Kirby showed that acutely stressed rats showed increased RFRP levels for several hours, but that levels returned to normal by the next day. Chronically stressed rats, however, were left with longer-term elevations of RFRP levels in the dorsomedial hypothalamus area of the brain, and suppression of activity in the reproductive axis - the hypothalamus-pituitary-gonadal hormone cascade - that is associated with lowered sexual activity.
"With chronic stress, glucocorticoids went sky high," Kirby said.
To determine the role of glucocorticoids, Kirby removed the adrenal glands of male rats, eliminating the source of the hormone. Without adrenals, stress no longer affected RFRP levels in the brain. The researchers also showed that the cells that produce RFRP have receptors for glucocorticoids, a clear indication that these stress hormones can directly affect the cells that produce RFRP.

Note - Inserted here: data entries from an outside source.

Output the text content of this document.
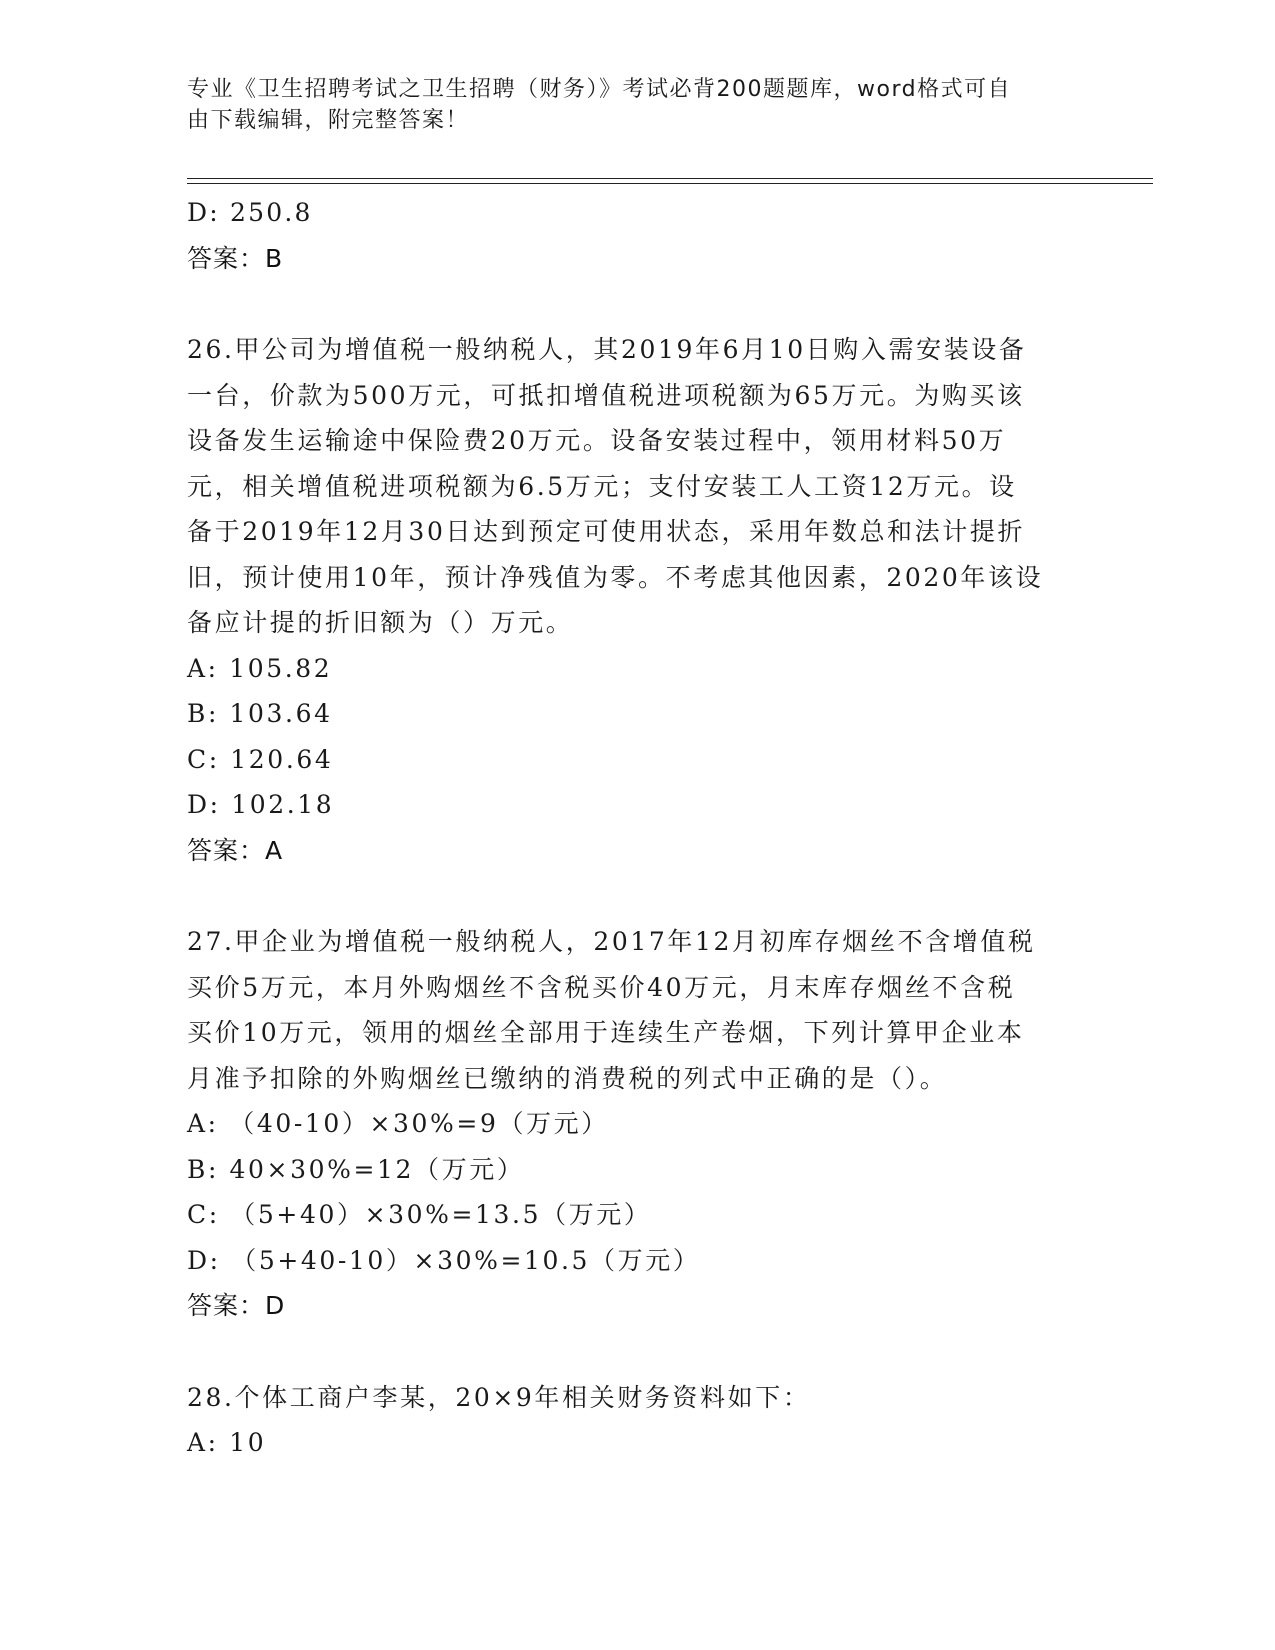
专业《卫生招聘考试之卫生招聘（财务）》考试必背200题题库，word格式可自
由下载编辑，附完整答案！
D: 250.8
答案：B
26.甲公司为增值税一般纳税人，其2019年6月10日购入需安装设备
一台，价款为500万元，可抵扣增值税进项税额为65万元。为购买该
设备发生运输途中保险费20万元。设备安装过程中，领用材料50万
元，相关增值税进项税额为6.5万元；支付安装工人工资12万元。设
备于2019年12月30日达到预定可使用状态，采用年数总和法计提折
旧，预计使用10年，预计净残值为零。不考虑其他因素，2020年该设
备应计提的折旧额为（）万元。
A: 105.82
B: 103.64
C: 120.64
D: 102.18
答案：A
27.甲企业为增值税一般纳税人，2017年12月初库存烟丝不含增值税
买价5万元，本月外购烟丝不含税买价40万元，月末库存烟丝不含税
买价10万元，领用的烟丝全部用于连续生产卷烟，下列计算甲企业本
月准予扣除的外购烟丝已缴纳的消费税的列式中正确的是（）。
A: （40-10）×30%=9（万元）
B: 40×30%=12（万元）
C: （5+40）×30%=13.5（万元）
D: （5+40-10）×30%=10.5（万元）
答案：D
28.个体工商户李某，20×9年相关财务资料如下：
A: 10
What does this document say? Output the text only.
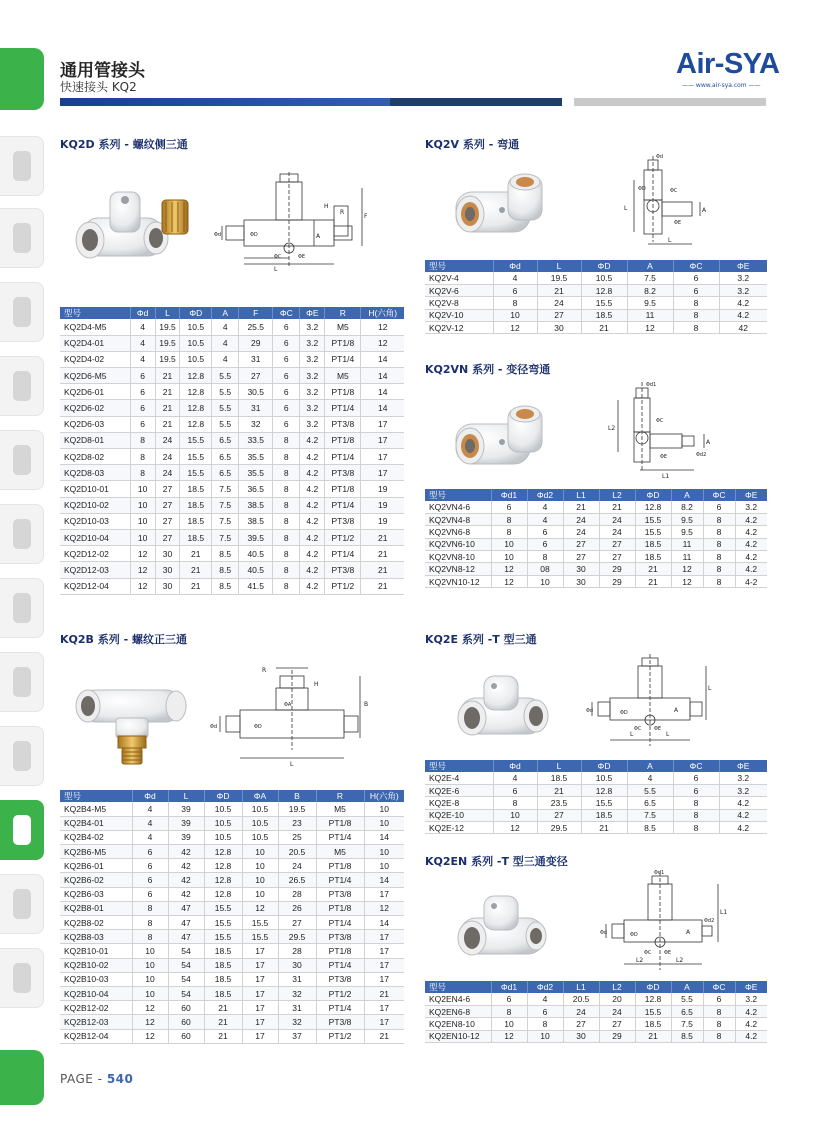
通用管接头
快速接头 KQ2
Air-SYA
—— www.air-sya.com ——
KQ2D 系列 - 螺纹侧三通
L
H
R
F
A
Φd	ΦD
ΦC	ΦE
型号	Φd	L	ΦD	A	F	ΦC	ΦE	R	H(六角)
KQ2D4-M5	4	19.5	10.5	4	25.5	6	3.2	M5	12
KQ2D4-01	4	19.5	10.5	4	29	6	3.2	PT1/8	12
KQ2D4-02	4	19.5	10.5	4	31	6	3.2	PT1/4	14
KQ2D6-M5	6	21	12.8	5.5	27	6	3.2	M5	14
KQ2D6-01	6	21	12.8	5.5	30.5	6	3.2	PT1/8	14
KQ2D6-02	6	21	12.8	5.5	31	6	3.2	PT1/4	14
KQ2D6-03	6	21	12.8	5.5	32	6	3.2	PT3/8	17
KQ2D8-01	8	24	15.5	6.5	33.5	8	4.2	PT1/8	17
KQ2D8-02	8	24	15.5	6.5	35.5	8	4.2	PT1/4	17
KQ2D8-03	8	24	15.5	6.5	35.5	8	4.2	PT3/8	17
KQ2D10-01	10	27	18.5	7.5	36.5	8	4.2	PT1/8	19
KQ2D10-02	10	27	18.5	7.5	38.5	8	4.2	PT1/4	19
KQ2D10-03	10	27	18.5	7.5	38.5	8	4.2	PT3/8	19
KQ2D10-04	10	27	18.5	7.5	39.5	8	4.2	PT1/2	21
KQ2D12-02	12	30	21	8.5	40.5	8	4.2	PT1/4	21
KQ2D12-03	12	30	21	8.5	40.5	8	4.2	PT3/8	21
KQ2D12-04	12	30	21	8.5	41.5	8	4.2	PT1/2	21
KQ2V 系列 - 弯通
L
L
A
ΦD	ΦC
ΦE
Φd
型号	Φd	L	ΦD	A	ΦC	ΦE
KQ2V-4	4	19.5	10.5	7.5	6	3.2
KQ2V-6	6	21	12.8	8.2	6	3.2
KQ2V-8	8	24	15.5	9.5	8	4.2
KQ2V-10	10	27	18.5	11	8	4.2
KQ2V-12	12	30	21	12	8	42
KQ2VN 系列 - 变径弯通
L2
L1
A
ΦC
ΦE
Φd1
Φd2
型号	Φd1	Φd2	L1	L2	ΦD	A	ΦC	ΦE
KQ2VN4-6	6	4	21	21	12.8	8.2	6	3.2
KQ2VN4-8	8	4	24	24	15.5	9.5	8	4.2
KQ2VN6-8	8	6	24	24	15.5	9.5	8	4.2
KQ2VN6-10	10	6	27	27	18.5	11	8	4.2
KQ2VN8-10	10	8	27	27	18.5	11	8	4.2
KQ2VN8-12	12	08	30	29	21	12	8	4.2
KQ2VN10-12	12	10	30	29	21	12	8	4-2
KQ2B 系列 - 螺纹正三通
L
R
H
B
ΦA
Φd	ΦD
型号	Φd	L	ΦD	ΦA	B	R	H(六角)
KQ2B4-M5	4	39	10.5	10.5	19.5	M5	10
KQ2B4-01	4	39	10.5	10.5	23	PT1/8	10
KQ2B4-02	4	39	10.5	10.5	25	PT1/4	14
KQ2B6-M5	6	42	12.8	10	20.5	M5	10
KQ2B6-01	6	42	12.8	10	24	PT1/8	10
KQ2B6-02	6	42	12.8	10	26.5	PT1/4	14
KQ2B6-03	6	42	12.8	10	28	PT3/8	17
KQ2B8-01	8	47	15.5	12	26	PT1/8	12
KQ2B8-02	8	47	15.5	15.5	27	PT1/4	14
KQ2B8-03	8	47	15.5	15.5	29.5	PT3/8	17
KQ2B10-01	10	54	18.5	17	28	PT1/8	17
KQ2B10-02	10	54	18.5	17	30	PT1/4	17
KQ2B10-03	10	54	18.5	17	31	PT3/8	17
KQ2B10-04	10	54	18.5	17	32	PT1/2	21
KQ2B12-02	12	60	21	17	31	PT1/4	17
KQ2B12-03	12	60	21	17	32	PT3/8	17
KQ2B12-04	12	60	21	17	37	PT1/2	21
KQ2E 系列 -T 型三通
L	L
L
A
ΦD
ΦC	ΦE
Φd
型号	Φd	L	ΦD	A	ΦC	ΦE
KQ2E-4	4	18.5	10.5	4	6	3.2
KQ2E-6	6	21	12.8	5.5	6	3.2
KQ2E-8	8	23.5	15.5	6.5	8	4.2
KQ2E-10	10	27	18.5	7.5	8	4.2
KQ2E-12	12	29.5	21	8.5	8	4.2
KQ2EN 系列 -T 型三通变径
L2	L2
L1
A
Φd2
Φd1
ΦC	ΦE
Φd	ΦD
型号	Φd1	Φd2	L1	L2	ΦD	A	ΦC	ΦE
KQ2EN4-6	6	4	20.5	20	12.8	5.5	6	3.2
KQ2EN6-8	8	6	24	24	15.5	6.5	8	4.2
KQ2EN8-10	10	8	27	27	18.5	7.5	8	4.2
KQ2EN10-12	12	10	30	29	21	8.5	8	4.2
PAGE - 540
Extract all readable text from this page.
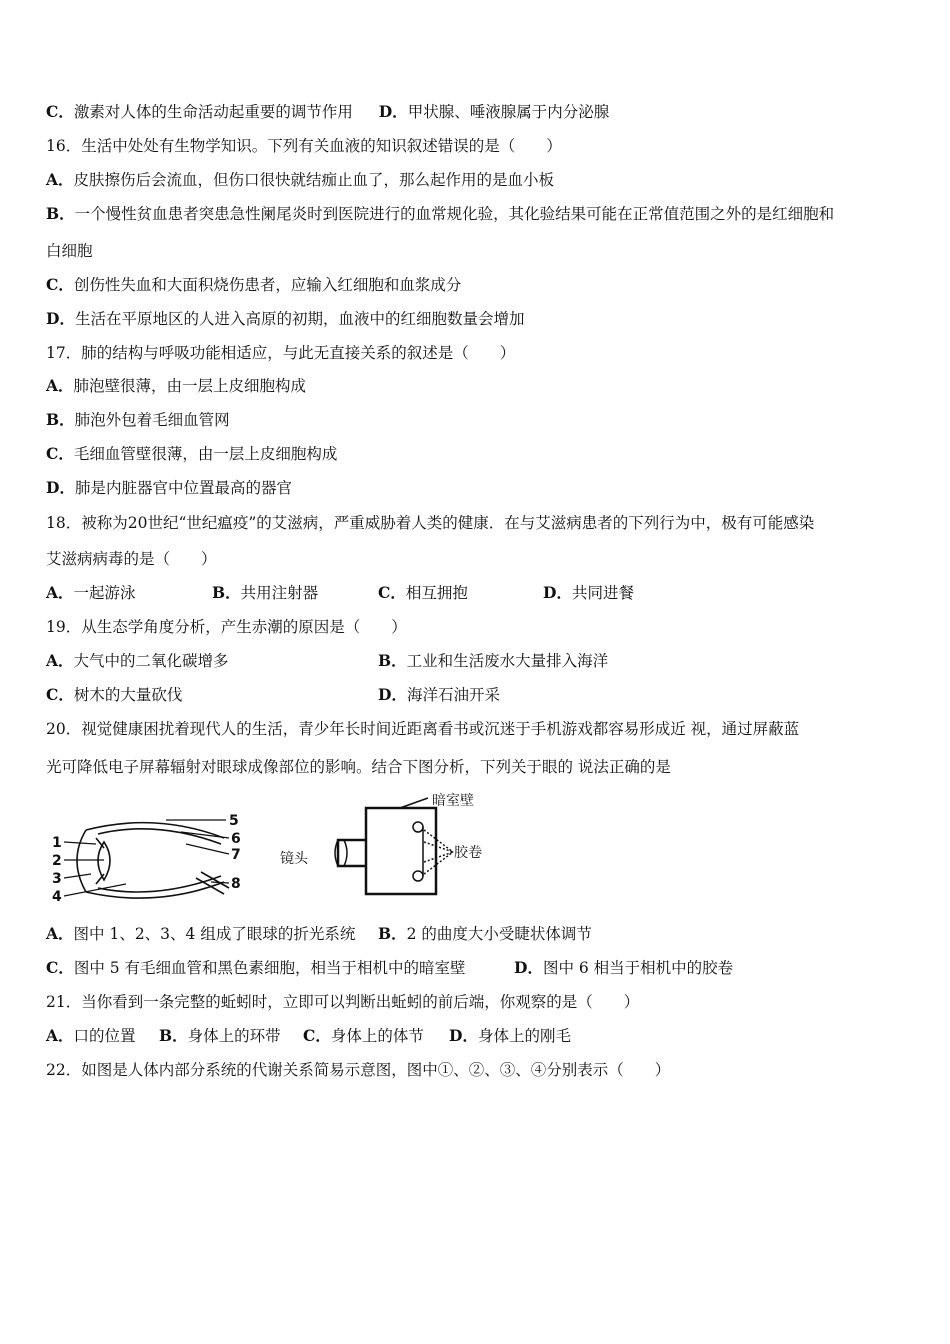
C．激素对人体的生命活动起重要的调节作用 D．甲状腺、唾液腺属于内分泌腺
16．生活中处处有生物学知识。下列有关血液的知识叙述错误的是（　　）
A．皮肤擦伤后会流血，但伤口很快就结痂止血了，那么起作用的是血小板
B．一个慢性贫血患者突患急性阑尾炎时到医院进行的血常规化验，其化验结果可能在正常值范围之外的是红细胞和
白细胞
C．创伤性失血和大面积烧伤患者，应输入红细胞和血浆成分
D．生活在平原地区的人进入高原的初期，血液中的红细胞数量会增加
17．肺的结构与呼吸功能相适应，与此无直接关系的叙述是（　　）
A．肺泡壁很薄，由一层上皮细胞构成
B．肺泡外包着毛细血管网
C．毛细血管壁很薄，由一层上皮细胞构成
D．肺是内脏器官中位置最高的器官
18．被称为20世纪“世纪瘟疫”的艾滋病，严重威胁着人类的健康．在与艾滋病患者的下列行为中，极有可能感染
艾滋病病毒的是（　　）
A．一起游泳	B．共用注射器	C．相互拥抱	D．共同进餐
19．从生态学角度分析，产生赤潮的原因是（　　）
A．大气中的二氧化碳增多	B．工业和生活废水大量排入海洋
C．树木的大量砍伐	D．海洋石油开采
20．视觉健康困扰着现代人的生活，青少年长时间近距离看书或沉迷于手机游戏都容易形成近 视，通过屏蔽蓝
光可降低电子屏幕辐射对眼球成像部位的影响。结合下图分析，下列关于眼的 说法正确的是
1
2
3
4
5
6
7
8
暗室壁
镜头	胶卷
A．图中 1、2、3、4 组成了眼球的折光系统 B．2 的曲度大小受睫状体调节
C．图中 5 有毛细血管和黑色素细胞，相当于相机中的暗室壁	D．图中 6 相当于相机中的胶卷
21．当你看到一条完整的蚯蚓时，立即可以判断出蚯蚓的前后端，你观察的是（　　）
A．口的位置 B．身体上的环带 C．身体上的体节 D．身体上的刚毛
22．如图是人体内部分系统的代谢关系简易示意图，图中①、②、③、④分别表示（　　）
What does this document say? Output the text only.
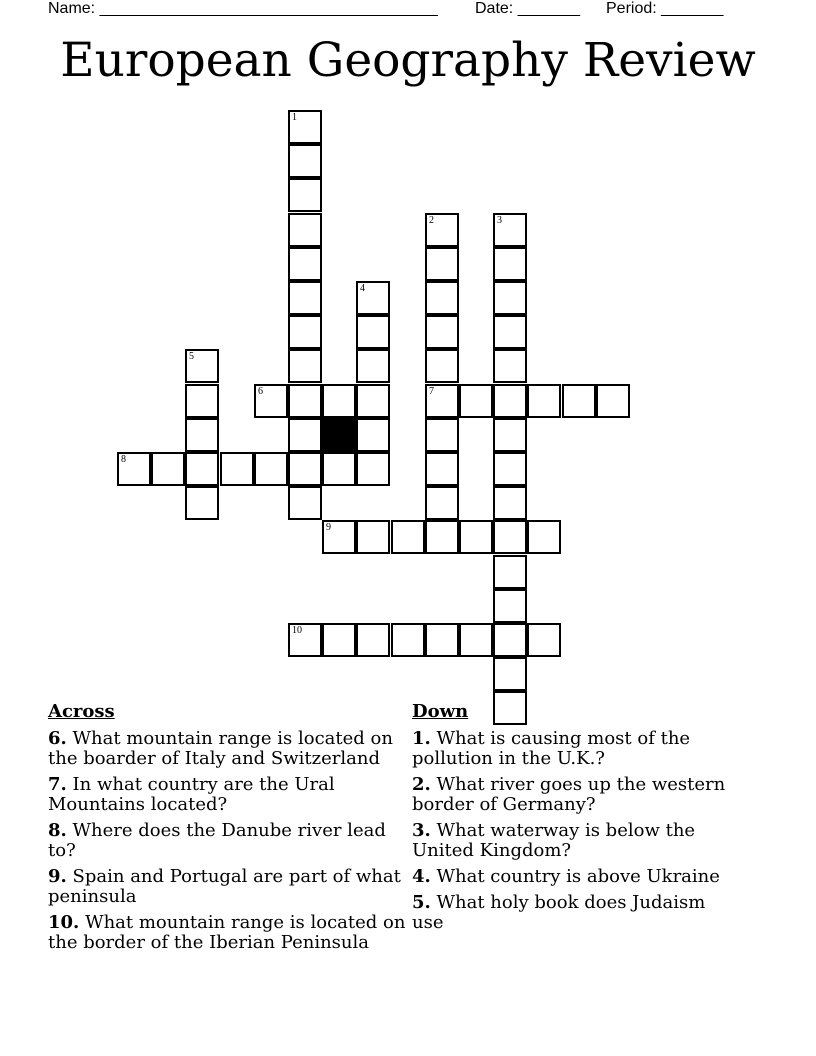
Name: ______________________________________ Date: _______ Period: _______
European Geography Review
1
2
7
3
4
5
6
8
9
10
Across
6. What mountain range is located on the boarder of Italy and Switzerland
7. In what country are the Ural Mountains located?
8. Where does the Danube river lead to?
9. Spain and Portugal are part of what peninsula
10. What mountain range is located on the border of the Iberian Peninsula
Down
1. What is causing most of the pollution in the U.K.?
2. What river goes up the western border of Germany?
3. What waterway is below the United Kingdom?
4. What country is above Ukraine
5. What holy book does Judaism use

"Critically, we show that RFRP neurons express the receptors for glucocorticoids, which are released from the adrenal glands in response to stress, and that removal of the adrenal glands prevents the stress-induced, up-regulation of RFRP," Bentley said. "Thus, we believe we have identified an entirely novel pathway for stress-induced reproductive dysfunction."
Kirby noted that adrenal hormones are critical to survival, so removing the gland and thus glucocorticoids is not a solution to chronic stress.
However, Kaufer said, it may be possible to block GnIH to reduce some of the effects of stress on reproduction.
The researchers plan to confirm the results in female rats and investigate further the role of GnIH in reproduction.
The work was supported by the National Science Foundation. Other coauthors of the PNAS paper are graduate students Anna C. Geraghty and Takayoshi Ubuka of UC Berkeley's Department of Integrative Biology. Kaufer, Kirby and Bentley are all members of the Helen Wills Neuroscience Institute.